Communion with fruit from the promised land

anticipating the nearly-with-us new year (a time for considering the future/past/present), here's the notes i made for a recent eucharist at one of our high st gatherings...

We have heard today about the importance of our being more than sentimental memory keepers. We are encouraged by the writers of the New Testament to be far more ambitious in our remembering. We are called to believe that these times of ritual and celebration are in fact moments when the future world God is making – the Kingdom of God – comes into the present.

The future fullness of God’s re-made world penetrates our time and space, affirming the story of God’s work through history and all the while, remaking us. We are invited to taste the goodness of a world re-made by God, a world that has gone through the trauma and struggle of re-birth. As we gather in this way and eat in this way we are like midwives to new creation - to each other’s rebirth and to the coming kingdom.

In the Passover – the meal where Jesus taught us these things - Hebrew people don’t just recall past history. Instead, they enter into the reality that they are exodus people freed from slavery. This Eucharist meal calls us Jesus followers to that same awareness– we are the people, this is the night! So, at the same time we are here in Lexington, gathered as the people of God, we are also the disciples in that upper room, and last, but not least, we are also the heirs of the kingdom, gathered to eat the messianic banquet in the new heaven and the new earth. Past, Present, and Future.

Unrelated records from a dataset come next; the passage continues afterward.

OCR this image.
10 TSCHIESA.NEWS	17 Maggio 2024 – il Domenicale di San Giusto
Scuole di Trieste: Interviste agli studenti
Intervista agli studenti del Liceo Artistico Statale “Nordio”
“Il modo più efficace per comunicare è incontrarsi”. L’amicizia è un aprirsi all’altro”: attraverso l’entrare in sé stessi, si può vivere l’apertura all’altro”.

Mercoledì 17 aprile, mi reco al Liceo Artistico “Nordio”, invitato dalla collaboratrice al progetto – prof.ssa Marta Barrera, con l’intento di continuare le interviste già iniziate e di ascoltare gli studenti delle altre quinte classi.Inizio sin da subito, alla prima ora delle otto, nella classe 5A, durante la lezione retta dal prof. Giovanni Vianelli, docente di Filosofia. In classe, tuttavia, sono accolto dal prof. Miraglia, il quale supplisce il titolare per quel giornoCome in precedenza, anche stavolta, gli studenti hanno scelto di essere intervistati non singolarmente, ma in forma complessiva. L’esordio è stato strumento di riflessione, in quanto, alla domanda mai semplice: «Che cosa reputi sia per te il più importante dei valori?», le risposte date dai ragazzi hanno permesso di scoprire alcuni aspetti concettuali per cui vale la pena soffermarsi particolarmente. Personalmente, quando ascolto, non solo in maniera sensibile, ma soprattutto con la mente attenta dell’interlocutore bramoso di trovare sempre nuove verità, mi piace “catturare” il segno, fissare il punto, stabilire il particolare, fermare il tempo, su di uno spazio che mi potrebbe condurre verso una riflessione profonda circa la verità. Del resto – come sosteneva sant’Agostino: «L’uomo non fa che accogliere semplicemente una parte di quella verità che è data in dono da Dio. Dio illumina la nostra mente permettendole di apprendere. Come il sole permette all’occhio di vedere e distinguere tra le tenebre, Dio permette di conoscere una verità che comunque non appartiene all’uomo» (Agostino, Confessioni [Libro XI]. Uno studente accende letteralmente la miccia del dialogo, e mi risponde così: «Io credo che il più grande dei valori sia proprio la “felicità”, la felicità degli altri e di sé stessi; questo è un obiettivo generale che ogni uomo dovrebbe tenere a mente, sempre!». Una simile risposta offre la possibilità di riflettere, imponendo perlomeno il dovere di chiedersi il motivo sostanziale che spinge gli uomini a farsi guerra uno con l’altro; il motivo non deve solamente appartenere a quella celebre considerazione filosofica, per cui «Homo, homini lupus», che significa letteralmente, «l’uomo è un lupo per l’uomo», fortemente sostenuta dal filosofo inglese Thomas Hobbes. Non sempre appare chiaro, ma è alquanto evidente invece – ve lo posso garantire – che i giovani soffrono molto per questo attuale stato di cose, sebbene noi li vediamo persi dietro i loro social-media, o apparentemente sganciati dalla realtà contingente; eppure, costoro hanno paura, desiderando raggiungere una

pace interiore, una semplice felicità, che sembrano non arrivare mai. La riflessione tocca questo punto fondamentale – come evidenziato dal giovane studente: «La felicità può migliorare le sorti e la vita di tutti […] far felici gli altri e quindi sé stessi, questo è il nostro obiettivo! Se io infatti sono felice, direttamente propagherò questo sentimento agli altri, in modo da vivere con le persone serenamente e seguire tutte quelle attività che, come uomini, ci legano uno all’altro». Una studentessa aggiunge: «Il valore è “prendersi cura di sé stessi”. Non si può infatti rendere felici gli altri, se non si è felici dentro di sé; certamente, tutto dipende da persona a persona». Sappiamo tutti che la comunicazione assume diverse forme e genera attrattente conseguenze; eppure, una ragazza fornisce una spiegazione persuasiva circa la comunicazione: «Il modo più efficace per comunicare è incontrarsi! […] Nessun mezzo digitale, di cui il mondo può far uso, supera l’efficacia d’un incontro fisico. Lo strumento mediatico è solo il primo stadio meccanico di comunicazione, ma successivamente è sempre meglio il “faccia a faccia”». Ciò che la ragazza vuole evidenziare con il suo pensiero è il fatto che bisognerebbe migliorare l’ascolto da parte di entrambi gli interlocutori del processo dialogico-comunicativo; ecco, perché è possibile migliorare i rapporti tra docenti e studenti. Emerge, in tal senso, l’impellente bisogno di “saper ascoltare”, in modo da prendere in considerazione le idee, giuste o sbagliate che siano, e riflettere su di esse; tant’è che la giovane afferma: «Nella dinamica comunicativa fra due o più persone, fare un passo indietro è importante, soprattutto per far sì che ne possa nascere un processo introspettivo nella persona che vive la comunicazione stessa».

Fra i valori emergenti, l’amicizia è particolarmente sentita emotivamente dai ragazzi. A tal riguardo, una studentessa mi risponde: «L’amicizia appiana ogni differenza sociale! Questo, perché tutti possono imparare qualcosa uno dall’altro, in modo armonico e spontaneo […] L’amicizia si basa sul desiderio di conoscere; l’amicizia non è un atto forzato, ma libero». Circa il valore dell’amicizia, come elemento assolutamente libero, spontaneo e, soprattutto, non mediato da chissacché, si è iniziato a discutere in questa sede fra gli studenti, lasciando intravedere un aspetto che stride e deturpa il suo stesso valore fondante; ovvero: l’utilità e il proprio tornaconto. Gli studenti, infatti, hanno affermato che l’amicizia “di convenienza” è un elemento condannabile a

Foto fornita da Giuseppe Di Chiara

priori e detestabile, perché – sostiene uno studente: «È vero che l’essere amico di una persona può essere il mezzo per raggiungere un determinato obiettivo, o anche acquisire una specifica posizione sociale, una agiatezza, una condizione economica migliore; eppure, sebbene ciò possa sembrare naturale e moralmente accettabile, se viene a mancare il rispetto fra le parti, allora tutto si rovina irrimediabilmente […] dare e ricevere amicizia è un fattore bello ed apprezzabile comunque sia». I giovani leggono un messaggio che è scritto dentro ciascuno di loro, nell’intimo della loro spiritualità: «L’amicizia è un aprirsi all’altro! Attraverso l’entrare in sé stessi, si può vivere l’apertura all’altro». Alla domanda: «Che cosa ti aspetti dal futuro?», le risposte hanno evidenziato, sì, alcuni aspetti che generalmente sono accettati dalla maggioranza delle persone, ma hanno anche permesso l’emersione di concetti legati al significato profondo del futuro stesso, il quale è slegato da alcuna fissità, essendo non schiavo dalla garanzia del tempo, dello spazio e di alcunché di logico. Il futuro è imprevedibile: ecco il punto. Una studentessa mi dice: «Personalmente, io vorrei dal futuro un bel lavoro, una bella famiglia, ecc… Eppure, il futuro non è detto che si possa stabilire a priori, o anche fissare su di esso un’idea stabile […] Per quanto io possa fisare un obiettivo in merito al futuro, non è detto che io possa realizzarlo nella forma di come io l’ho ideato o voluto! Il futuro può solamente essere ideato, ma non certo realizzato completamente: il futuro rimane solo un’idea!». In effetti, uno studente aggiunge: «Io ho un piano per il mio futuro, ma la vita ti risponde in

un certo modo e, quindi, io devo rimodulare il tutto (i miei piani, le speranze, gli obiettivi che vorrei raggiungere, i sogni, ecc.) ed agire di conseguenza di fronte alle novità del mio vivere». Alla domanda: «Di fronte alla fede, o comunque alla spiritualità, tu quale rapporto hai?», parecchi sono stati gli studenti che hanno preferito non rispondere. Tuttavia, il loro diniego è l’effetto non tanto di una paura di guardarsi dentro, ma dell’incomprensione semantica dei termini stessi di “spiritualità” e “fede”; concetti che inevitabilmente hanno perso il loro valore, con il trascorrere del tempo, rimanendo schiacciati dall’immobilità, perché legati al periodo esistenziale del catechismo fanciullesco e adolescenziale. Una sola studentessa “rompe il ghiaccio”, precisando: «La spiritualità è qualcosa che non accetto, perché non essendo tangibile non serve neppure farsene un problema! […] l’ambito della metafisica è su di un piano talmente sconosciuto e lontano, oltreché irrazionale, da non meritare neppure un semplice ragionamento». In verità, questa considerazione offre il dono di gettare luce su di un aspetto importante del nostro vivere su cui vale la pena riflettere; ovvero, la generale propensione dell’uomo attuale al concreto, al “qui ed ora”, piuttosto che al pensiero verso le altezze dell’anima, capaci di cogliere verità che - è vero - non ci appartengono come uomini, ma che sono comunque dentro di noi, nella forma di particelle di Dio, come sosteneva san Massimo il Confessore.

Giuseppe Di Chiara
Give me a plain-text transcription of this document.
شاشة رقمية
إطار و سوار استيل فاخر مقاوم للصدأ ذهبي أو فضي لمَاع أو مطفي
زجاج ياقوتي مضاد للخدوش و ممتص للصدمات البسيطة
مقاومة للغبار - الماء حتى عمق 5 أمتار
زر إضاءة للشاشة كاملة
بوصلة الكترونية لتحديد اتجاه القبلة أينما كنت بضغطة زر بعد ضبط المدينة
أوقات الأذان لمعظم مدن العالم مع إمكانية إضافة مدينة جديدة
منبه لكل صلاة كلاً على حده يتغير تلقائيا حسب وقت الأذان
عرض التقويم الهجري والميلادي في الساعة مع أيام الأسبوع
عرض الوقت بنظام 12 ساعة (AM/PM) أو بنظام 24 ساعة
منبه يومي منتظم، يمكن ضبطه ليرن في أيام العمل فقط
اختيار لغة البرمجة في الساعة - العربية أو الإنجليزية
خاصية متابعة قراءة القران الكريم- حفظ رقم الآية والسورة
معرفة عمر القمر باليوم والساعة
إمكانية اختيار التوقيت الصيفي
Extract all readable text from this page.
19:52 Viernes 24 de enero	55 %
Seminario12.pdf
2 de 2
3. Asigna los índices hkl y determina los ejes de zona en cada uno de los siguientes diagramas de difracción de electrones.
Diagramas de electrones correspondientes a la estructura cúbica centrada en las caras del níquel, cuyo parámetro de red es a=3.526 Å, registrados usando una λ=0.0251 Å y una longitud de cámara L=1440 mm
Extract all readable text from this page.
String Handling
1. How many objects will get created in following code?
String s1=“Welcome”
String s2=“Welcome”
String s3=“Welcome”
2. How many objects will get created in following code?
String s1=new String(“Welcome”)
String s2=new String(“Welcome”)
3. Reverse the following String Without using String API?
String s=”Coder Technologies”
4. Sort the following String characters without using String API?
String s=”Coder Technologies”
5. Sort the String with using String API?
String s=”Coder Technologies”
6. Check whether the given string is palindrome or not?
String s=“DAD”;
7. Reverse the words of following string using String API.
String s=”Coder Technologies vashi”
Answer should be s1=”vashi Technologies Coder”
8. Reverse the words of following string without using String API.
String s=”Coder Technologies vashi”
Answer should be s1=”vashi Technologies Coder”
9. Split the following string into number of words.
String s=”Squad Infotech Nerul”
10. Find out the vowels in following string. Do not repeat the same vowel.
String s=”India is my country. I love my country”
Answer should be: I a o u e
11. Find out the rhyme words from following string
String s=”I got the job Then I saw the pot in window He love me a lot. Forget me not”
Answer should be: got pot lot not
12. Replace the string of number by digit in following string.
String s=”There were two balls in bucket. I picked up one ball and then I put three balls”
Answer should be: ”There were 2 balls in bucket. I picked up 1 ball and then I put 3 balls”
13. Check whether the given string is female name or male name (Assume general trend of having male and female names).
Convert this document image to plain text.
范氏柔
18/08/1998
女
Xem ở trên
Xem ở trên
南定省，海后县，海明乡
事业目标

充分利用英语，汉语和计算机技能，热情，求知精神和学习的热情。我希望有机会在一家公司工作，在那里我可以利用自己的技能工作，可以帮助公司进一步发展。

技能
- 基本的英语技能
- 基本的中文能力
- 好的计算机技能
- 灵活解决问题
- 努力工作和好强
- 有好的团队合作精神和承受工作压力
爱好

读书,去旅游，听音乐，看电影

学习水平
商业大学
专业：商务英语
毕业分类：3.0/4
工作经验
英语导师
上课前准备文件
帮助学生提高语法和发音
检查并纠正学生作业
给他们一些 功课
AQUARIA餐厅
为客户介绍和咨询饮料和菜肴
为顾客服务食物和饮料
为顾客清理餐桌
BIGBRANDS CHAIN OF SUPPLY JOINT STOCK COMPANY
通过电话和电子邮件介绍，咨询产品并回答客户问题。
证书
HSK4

In Numbers(13:17ff), when the children of Israel are still on the border of the Promised Land, Moses sends spies to check things out.

“Moses sent them to spy out the land…he told them to be bold and bring some of the fruit of the land …grapes, pomegranates, and figs.”

Can you imagine the people of God as they first tasted the fruit of the land they would someday soon call their own? Grape juice coursing down smiling faces. As we pass the cup and the bread, and as we gather to eat together, can we also dare to expect that we are indeed tasting the goodness of food from the celebration feast hosted by Jesus - our brother and our God?